Because the air quality data were not concurrently collected with the biomarker data in Mariupol, because of logistical reasons, the utility of the PAH air quality data in interpreting biologic exposure information was limited. In addition to study analyses of ambient air, Hydromet (the Ukrainian state environmental control organization) routinely collected ambient air data in both Mariupol and Kiev [Ministry for Environmental Protection and Nuclear Safety of Ukraine (MEPNS) 1998]. Annual averages for the following contaminants in Mariupol for 1998 were sulfur dioxide, 0.20 mg/m3; nitrogen dioxide, 0.04 mg/m3; BaP, 3.8 ng/m3; and “dust,” 0.20 mg/m3. For Kiev, the 1998 annual averages were SO2, 0.013 mg/m3; NO2, 0.07 mg/m3; BaP, 1.8 ng/m3; and “dust,” 0.10 mg/m3. Previous analyses of environmental sources in Mariupol indicate that the two steel mills and coking facility combined are responsible for > 99% of air pollutants emitted from stationary sources in the city (MEPNS 1998). For comparison, we compared Ukrainian Hydromet data with U.S. EPA modeled estimates of toxic air pollutants using 1996 air data (MEPNS 1998; U.S. EPA 2003b). One of the contaminants estimated was “7-PAH,” which is composed of benz[a]anthracene, benzo[b]fluoranthene, benzo[k]fluoranthene, benzo[a]pyrene, chrysene, dibenz[a,h]anthracene, and indeno[1,2,3-cd]pyrene. The BaP concentration in Mariupol alone compares with the 95th percentile of seven PAHs from U.S. EPA modeled estimates (0.0038 μg/m3), indicating the high degree of PAH contamination in the air compared with the United States.

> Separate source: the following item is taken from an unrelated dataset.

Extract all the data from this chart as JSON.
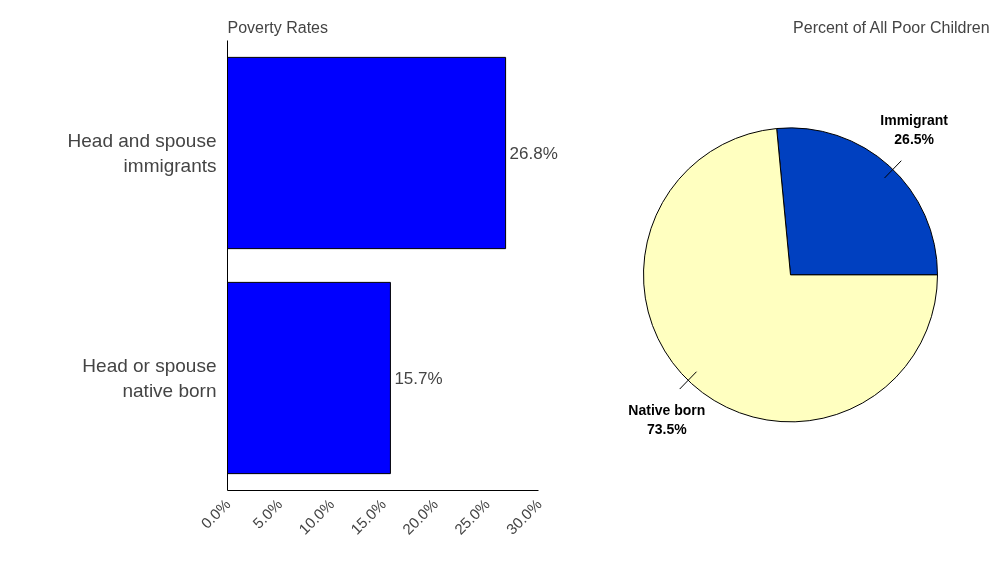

This study indicates that children living next to industrial point sources of PAHs can have very high 1-OHP levels. Mariupol children, who live near significant point sources of PAH contamination, had elevated 1-OHP concentrations compared with other measured Ukrainian children without such environmental contamination. Future research should focus further on this highly exposed population to better understand their sources of PAH exposure, including their diets. A more detailed and multimedia exposure analysis would identify those exposure pathways contributing most to total body burden and better define exposure reduction and risk management options. In addition, more specific and long-term biomarkers, such as PAH–DNA adducts, could be employed to link with measures of health effects.